All right, stop it now
. Fox wouldn’t do that. He wouldn’t leave her. To be truthful, he wouldn’t leave his dogs.
She needed to smooth things over with Aidan. And she’d better do it now, before Aidan told Fox anything.
Raven shut down the studio and entered her house, slipping out of her overalls into a pair of jeans, and wrote a quick note to Fox in case she wasn’t back by the time he got home from school. She struggled into her parka and mukluks, grabbed her keys and left.
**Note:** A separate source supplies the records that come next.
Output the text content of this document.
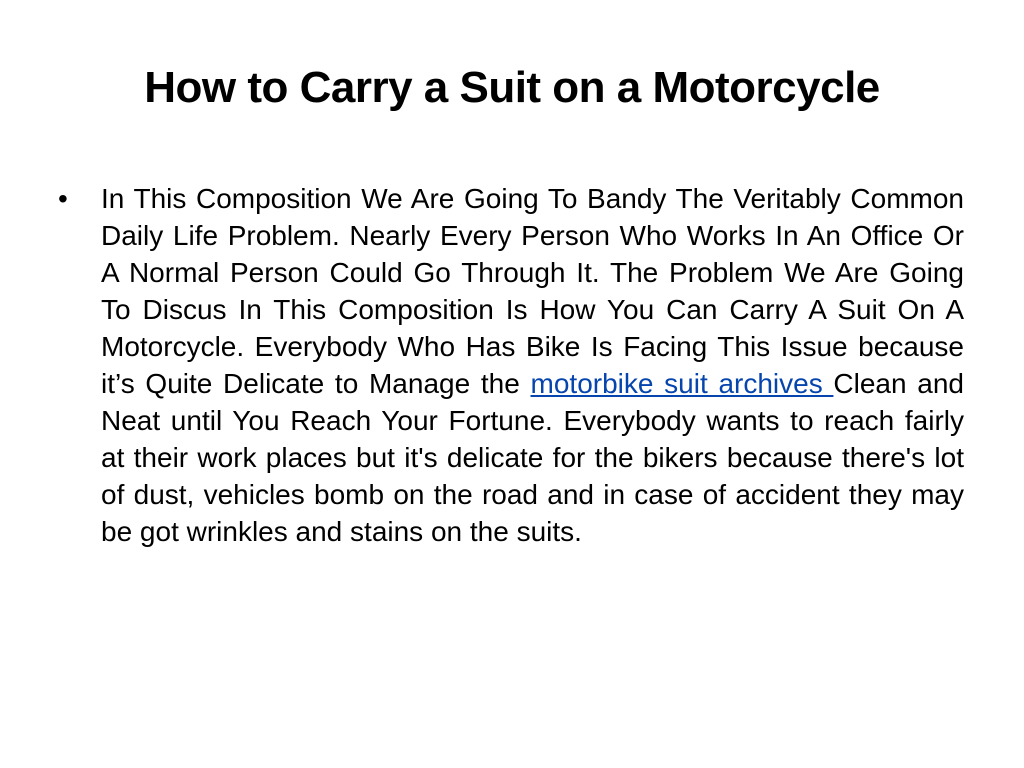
How to Carry a Suit on a Motorcycle
• In This Composition We Are Going To Bandy The Veritably Common Daily Life Problem. Nearly Every Person Who Works In An Office Or A Normal Person Could Go Through It. The Problem We Are Going To Discus In This Composition Is How You Can Carry A Suit On A Motorcycle. Everybody Who Has Bike Is Facing This Issue because it’s Quite Delicate to Manage the motorbike suit archives Clean and Neat until You Reach Your Fortune. Everybody wants to reach fairly at their work places but it's delicate for the bikers because there's lot of dust, vehicles bomb on the road and in case of accident they may be got wrinkles and stains on the suits.
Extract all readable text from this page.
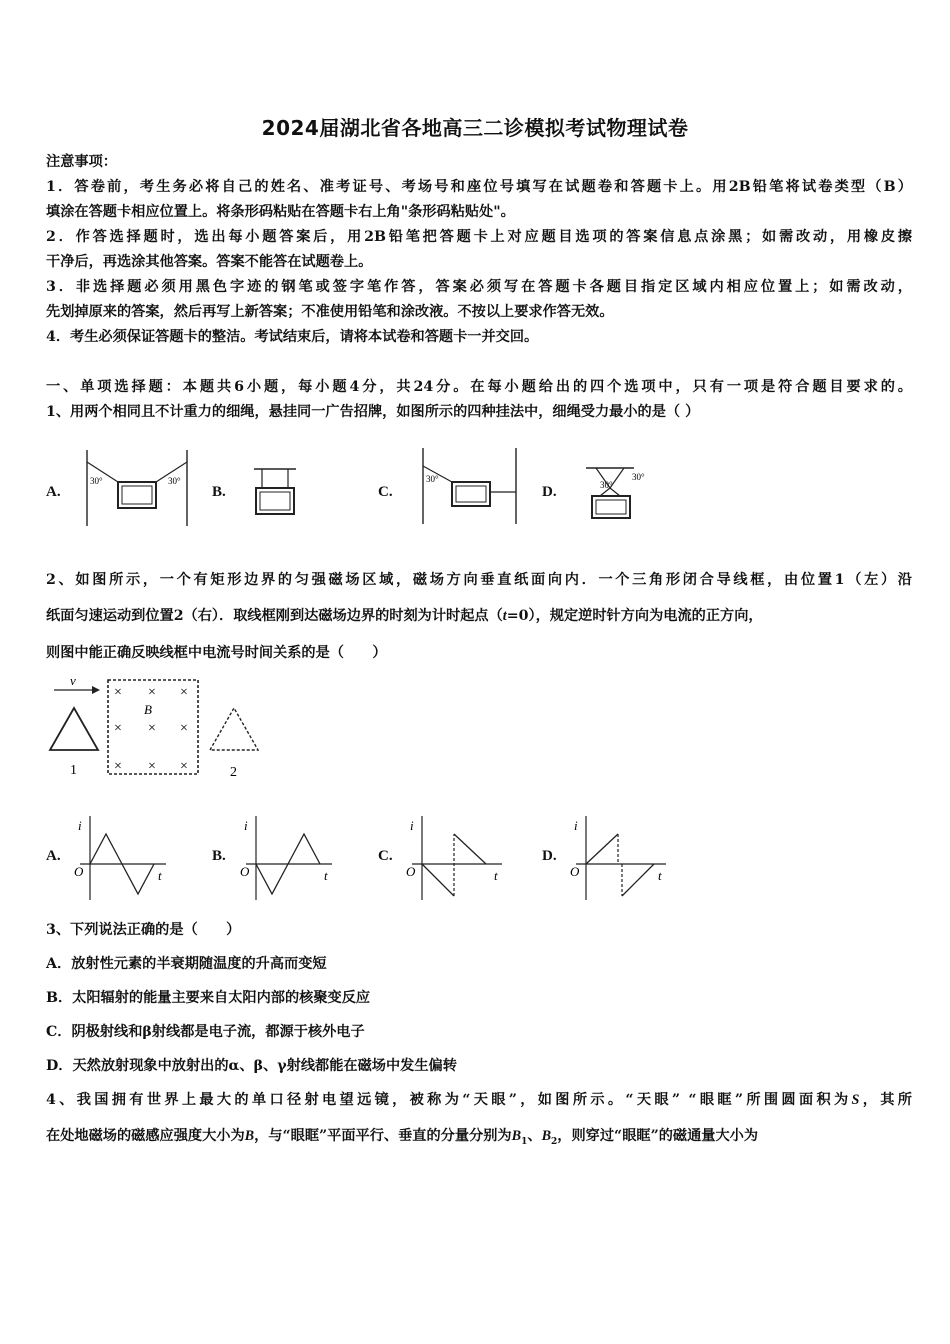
2024届湖北省各地高三二诊模拟考试物理试卷
注意事项：
1．答卷前，考生务必将自己的姓名、准考证号、考场号和座位号填写在试题卷和答题卡上。用2B铅笔将试卷类型（B）
填涂在答题卡相应位置上。将条形码粘贴在答题卡右上角"条形码粘贴处"。
2．作答选择题时，选出每小题答案后，用2B铅笔把答题卡上对应题目选项的答案信息点涂黑；如需改动，用橡皮擦
干净后，再选涂其他答案。答案不能答在试题卷上。
3．非选择题必须用黑色字迹的钢笔或签字笔作答，答案必须写在答题卡各题目指定区域内相应位置上；如需改动，
先划掉原来的答案，然后再写上新答案；不准使用铅笔和涂改液。不按以上要求作答无效。
4．考生必须保证答题卡的整洁。考试结束后，请将本试卷和答题卡一并交回。
一、单项选择题：本题共6小题，每小题4分，共24分。在每小题给出的四个选项中，只有一项是符合题目要求的。
1、用两个相同且不计重力的细绳，悬挂同一广告招牌，如图所示的四种挂法中，细绳受力最小的是（ ）
A.
30°	30°
B.	C.
30°
D.	30°
30°
2、如图所示，一个有矩形边界的匀强磁场区域，磁场方向垂直纸面向内．一个三角形闭合导线框，由位置1（左）沿
纸面匀速运动到位置2（右）．取线框刚到达磁场边界的时刻为计时起点（t=0），规定逆时针方向为电流的正方向，
则图中能正确反映线框中电流号时间关系的是（　　）
v
1
× × ×
B
× × ×
× × ×	2
A.
i
t
O
B.
i
t
O
C.
i
t
O
D.
i
t
O
3、下列说法正确的是（　　）
A．放射性元素的半衰期随温度的升高而变短
B．太阳辐射的能量主要来自太阳内部的核聚变反应
C．阴极射线和β射线都是电子流，都源于核外电子
D．天然放射现象中放射出的α、β、γ射线都能在磁场中发生偏转
4、我国拥有世界上最大的单口径射电望远镜，被称为“天眼”，如图所示。“天眼” “眼眶”所围圆面积为S，其所
在处地磁场的磁感应强度大小为B，与“眼眶”平面平行、垂直的分量分别为$B_1$、$B_2$，则穿过“眼眶”的磁通量大小为
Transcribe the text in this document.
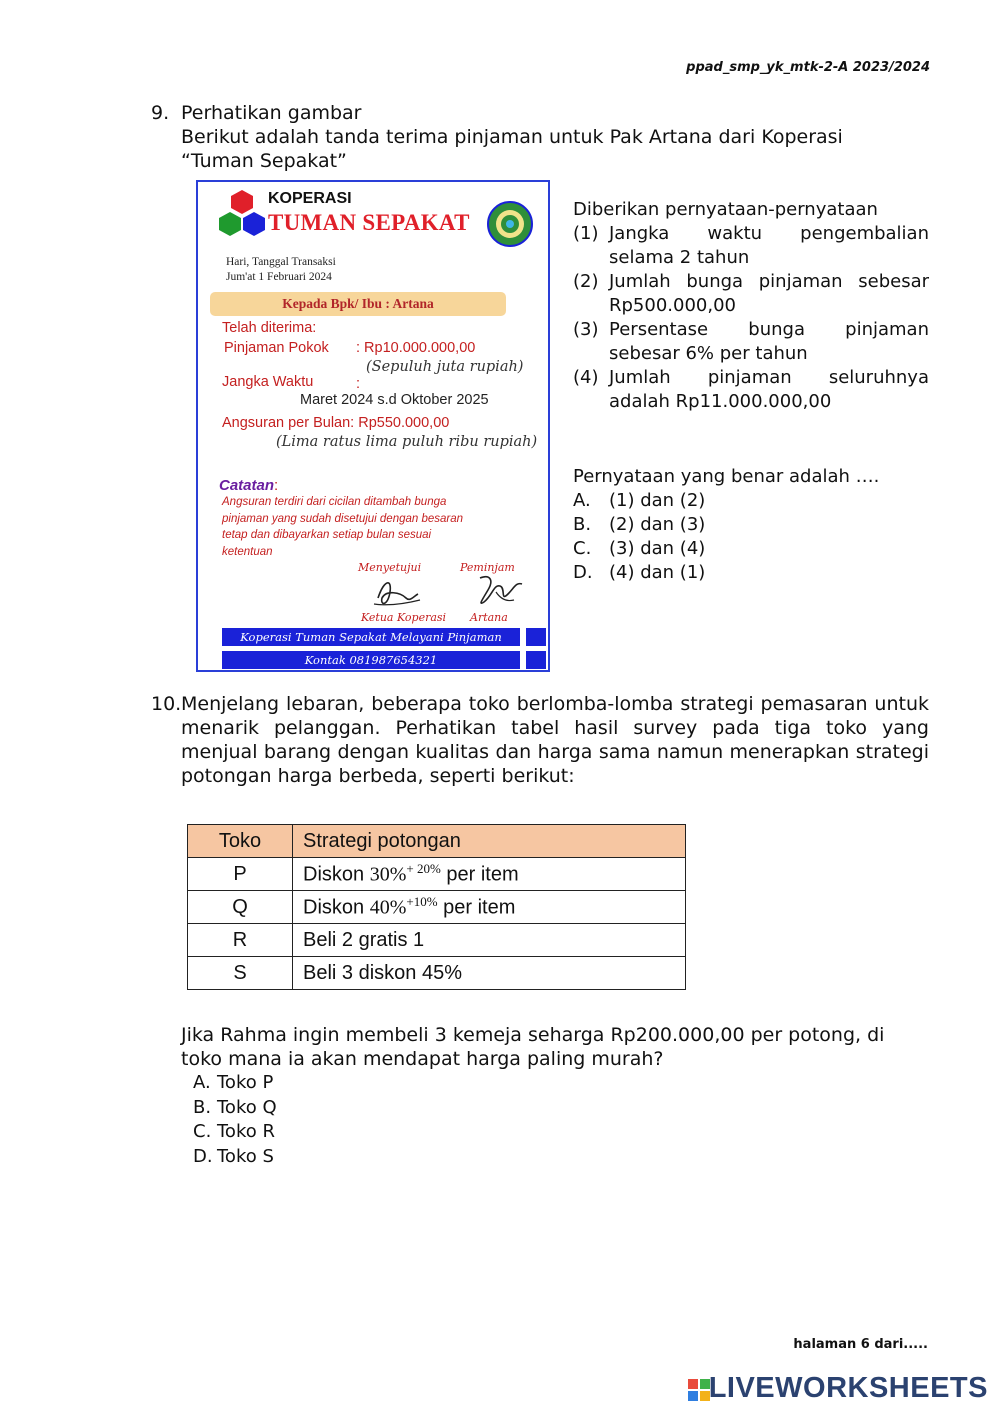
ppad_smp_yk_mtk-2-A 2023/2024
9. Perhatikan gambar
Berikut adalah tanda terima pinjaman untuk Pak Artana dari Koperasi “Tuman Sepakat”
KOPERASI
TUMAN SEPAKAT
Hari, Tanggal Transaksi
Jum'at 1 Februari 2024
Kepada Bpk/ Ibu : Artana
Telah diterima:
Pinjaman Pokok : Rp10.000.000,00
(Sepuluh juta rupiah)
Jangka Waktu	:
Maret 2024 s.d Oktober 2025
Angsuran per Bulan: Rp550.000,00
(Lima ratus lima puluh ribu rupiah)
Catatan:
Angsuran terdiri dari cicilan ditambah bunga
pinjaman yang sudah disetujui dengan besaran
tetap dan dibayarkan setiap bulan sesuai
ketentuan
Menyetujui	Peminjam
Ketua Koperasi Artana
Koperasi Tuman Sepakat Melayani Pinjaman
Kontak 081987654321
Diberikan pernyataan-pernyataan
(1) Jangka waktu pengembalian selama 2 tahun
(2) Jumlah bunga pinjaman sebesar Rp500.000,00
(3) Persentase bunga pinjaman sebesar 6% per tahun
(4) Jumlah pinjaman seluruhnya adalah Rp11.000.000,00
Pernyataan yang benar adalah ….
A.	(1) dan (2)
B. (2) dan (3)
C. (3) dan (4)
D. (4) dan (1)
10. Menjelang lebaran, beberapa toko berlomba-lomba strategi pemasaran untuk menarik pelanggan. Perhatikan tabel hasil survey pada tiga toko yang menjual barang dengan kualitas dan harga sama namun menerapkan strategi potongan harga berbeda, seperti berikut:
Toko	Strategi potongan
P	Diskon 30%$^{+ 20\%}$ per item
Q	Diskon 40%$^{+10\%}$ per item
R	Beli 2 gratis 1
S	Beli 3 diskon 45%
Jika Rahma ingin membeli 3 kemeja seharga Rp200.000,00 per potong, di toko mana ia akan mendapat harga paling murah?
A. Toko P
B. Toko Q
C. Toko R
D. Toko S
halaman 6 dari.....
LIVEWORKSHEETS
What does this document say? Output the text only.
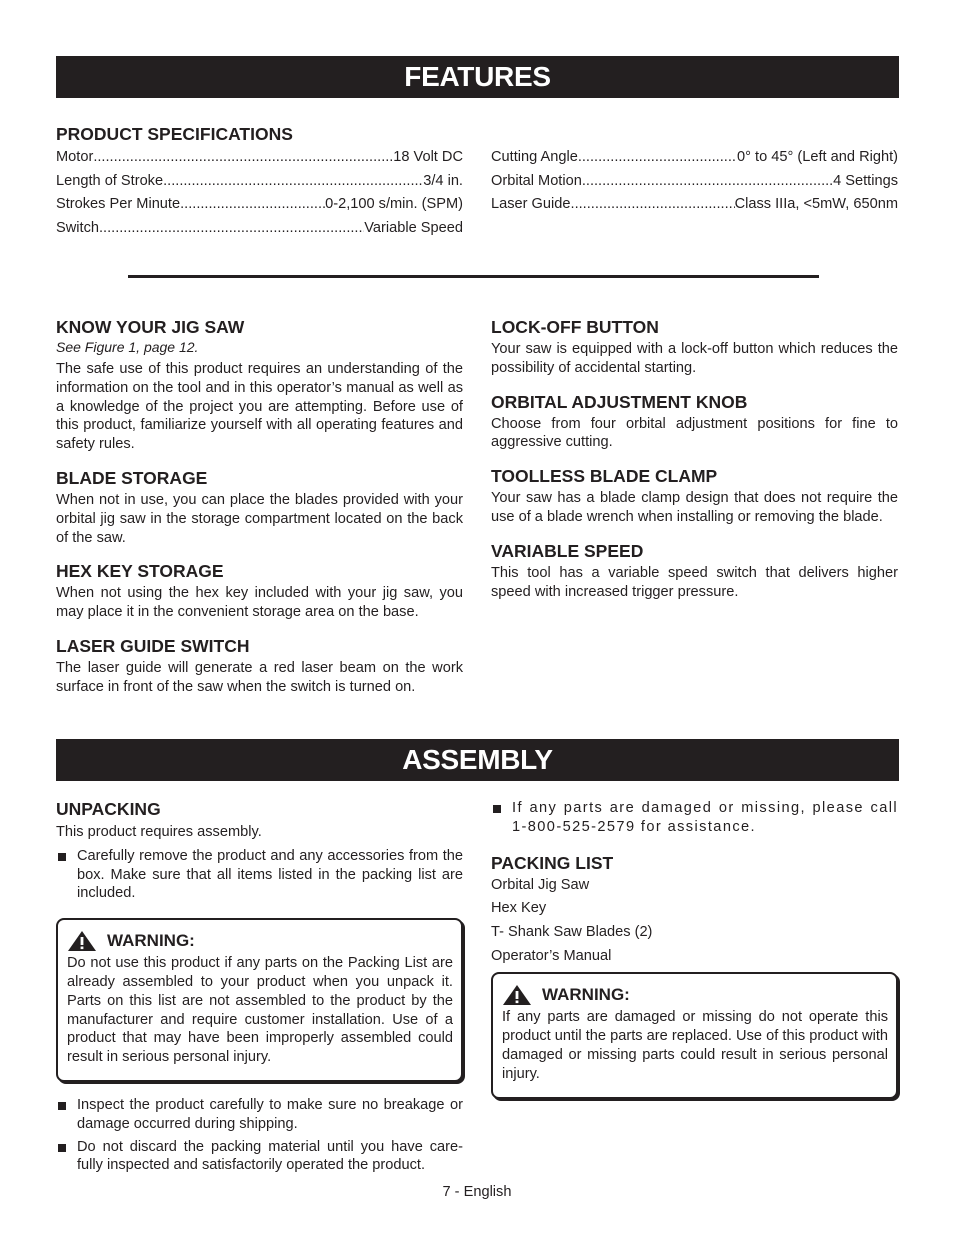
FEATURES
PRODUCT SPECIFICATIONS
Motor .....	18 Volt DC
Length of Stroke .....	3/4 in.
Strokes Per Minute .....	0-2,100 s/min. (SPM)
Switch .....	Variable Speed
Cutting Angle .....	0° to 45° (Left and Right)
Orbital Motion .....	4 Settings
Laser Guide .....	Class IIIa, <5mW, 650nm
KNOW YOUR JIG SAW
See Figure 1, page 12.

The safe use of this product requires an understanding of the information on the tool and in this operator’s manual as well as a knowledge of the project you are attempting. Before use of this product, familiarize yourself with all operating features and safety rules.

BLADE STORAGE

When not in use, you can place the blades provided with your orbital jig saw in the storage compartment located on the back of the saw.

HEX KEY STORAGE

When not using the hex key included with your jig saw, you may place it in the convenient storage area on the base.

LASER GUIDE SWITCH

The laser guide will generate a red laser beam on the work surface in front of the saw when the switch is turned on.

LOCK-OFF BUTTON

Your saw is equipped with a lock-off button which reduces the possibility of accidental starting.

ORBITAL ADJUSTMENT KNOB

Choose from four orbital adjustment positions for fine to aggressive cutting.

TOOLLESS BLADE CLAMP

Your saw has a blade clamp design that does not require the use of a blade wrench when installing or removing the blade.

VARIABLE SPEED

This tool has a variable speed switch that delivers higher speed with increased trigger pressure.

ASSEMBLY
UNPACKING

This product requires assembly.

Carefully remove the product and any accessories from the box. Make sure that all items listed in the packing list are included.
WARNING:

Do not use this product if any parts on the Packing List are already assembled to your product when you unpack it. Parts on this list are not assembled to the product by the manufacturer and require customer installation. Use of a product that may have been improperly assembled could result in serious personal injury.

Inspect the product carefully to make sure no breakage or damage occurred during shipping.
Do not discard the packing material until you have care-fully inspected and satisfactorily operated the product.
If any parts are damaged or missing, please call 1-800-525-2579 for assistance.
PACKING LIST
Orbital Jig Saw
Hex Key
T- Shank Saw Blades (2)
Operator’s Manual
WARNING:

If any parts are damaged or missing do not operate this product until the parts are replaced. Use of this product with damaged or missing parts could result in serious personal injury.

7 - English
The drive over to Earl’s was fast. Too fast, she didn’t have what she wanted to say organized in her mind by the time she arrived. Her stomach churned, but she was better off confronting this situation head-on rather than waiting. There had been enough waiting. While she’d have happily kept the fact of Fox’s parentage quiet until the end of her days, she had to admit she felt relieved having the truth out there. A purging of sorts. In fact, it felt like her stomach was going to purge everything she’d eaten in the last twenty-four hours.
Raven parked her Suburban next to Aidan’s rental and climbed out. The sun reflected fiercely on the snow, hurting her eyes. Squinting, she viewed the path Aidan had forged, coming up quick when she spotted blood staining the snow.
Bright red, fresh—frozen—blood.
She looked around at the peaceful, crisp, serenity of the wilderness. There was nothing to suggest she should be on guard.
Except the blood in the snow.
Blood trailed toward the back of the cabin. Had Aidan stepped into another trap? She hurried, but was watchful in case there was a threat she couldn’t see or feel.
The door to the cabin stood wide open, sending another shiver through her. Slowly she entered, softly calling Aidan’s name.
No answer.
The hair on the back of her neck rose. The blood trail led through the kitchen and into the main room. She followed, finding Aidan face down on the floor.
“Aidan!” She rushed over, dropping to her knees. Blood congealed in an ugly spot on the back of his head. She felt for his pulse, giving a sob of relief when she found it strong and steady. “Aidan?” She shook him. “Come on. Wake up.”
He grunted but didn’t open his eyes.
“Aidan, you have to wake up.” She shook him again, harder. He groaned but still didn’t open his eyes.
There was no phone and no way she could get him to Eva by herself. She could leave him and get help, but disregarded that thought as soon as it entered her mind. No way was she going anywhere without him.
Raven rose to her feet and rushed back to the door, shutting and locking out the cold. Aidan hadn’t done this to himself. Unless he’d slipped and fallen. But then he would have fallen on snow. There hadn’t been anything sharp or solid around the blood she’d seen. Had someone snuck up and hit him?